Как хорошо, что больше дома никого нет. Бандиты в Башне, богема тоже где-то шляется по своим богемным делам. Или плохо? Иногда бывает так, что начинаешь с кем-то говорить, и экзистенциальный ужас отступает. А иногда бывает и наоборот: говоришь с кем-нибудь, а тело скручивает изнутри непонятная боль, к которой если присмотреться - и не боль вовсе, так, непонятное что-то, чистой паники там приблизительно девяносто пять процентов.

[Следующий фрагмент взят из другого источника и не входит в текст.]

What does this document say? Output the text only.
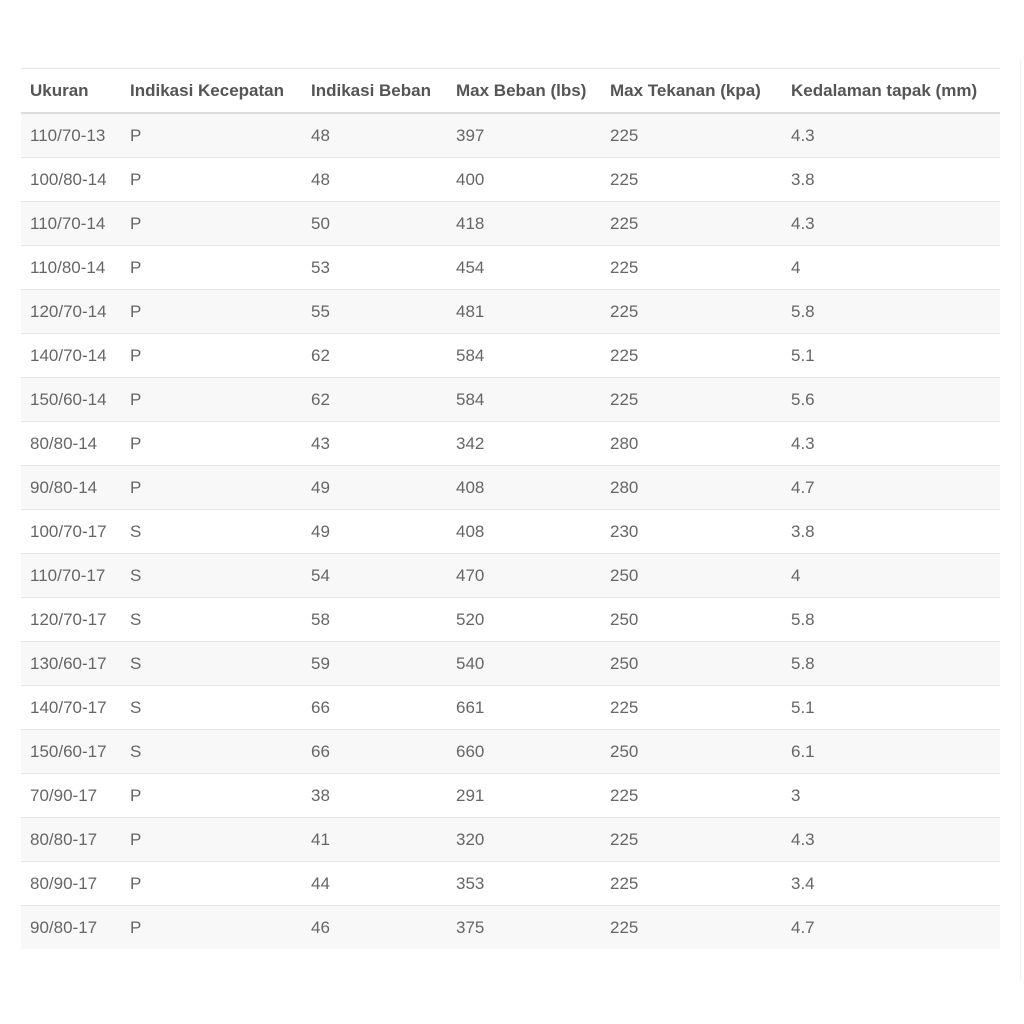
Ukuran	Indikasi Kecepatan	Indikasi Beban	Max Beban (lbs)	Max Tekanan (kpa)	Kedalaman tapak (mm)
110/70-13	P	48	397	225	4.3
100/80-14	P	48	400	225	3.8
110/70-14	P	50	418	225	4.3
110/80-14	P	53	454	225	4
120/70-14	P	55	481	225	5.8
140/70-14	P	62	584	225	5.1
150/60-14	P	62	584	225	5.6
80/80-14	P	43	342	280	4.3
90/80-14	P	49	408	280	4.7
100/70-17	S	49	408	230	3.8
110/70-17	S	54	470	250	4
120/70-17	S	58	520	250	5.8
130/60-17	S	59	540	250	5.8
140/70-17	S	66	661	225	5.1
150/60-17	S	66	660	250	6.1
70/90-17	P	38	291	225	3
80/80-17	P	41	320	225	4.3
80/90-17	P	44	353	225	3.4
90/80-17	P	46	375	225	4.7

А тут еще небо такое странное. Прямо перед глазами, на северо-востоке - чистое, голубое, вроде бы довольно радующая погода, а выше, у края окна - почему-то бурое. Там висит непонятная пыль, невероятный для северных краёв хамсин, ветер несуществующей пустыни. Говорят - это, мол, оттого, что всю зиму посыпали мостовые песком, а теперь ветра его раздули. Что, если подумать, чистейшее враньё. Во-первых, нет там никакого ветра, а не то воздуха в форточку проникло бы побольше. Во-вторых, в ту краткую неделю, когда был серьёзный снег, посыпали крупной солью, а не мелким песком. А это даже и не песок, плавали-знаем, видели уже песчаные бури, когда настоящий песок вихрился на асфальте клубами. Тут всё наоборот: пыль летит откуда-то сверху, тонким спокойным слоем ложится сверху на автомобили, как пепел из машиного сна.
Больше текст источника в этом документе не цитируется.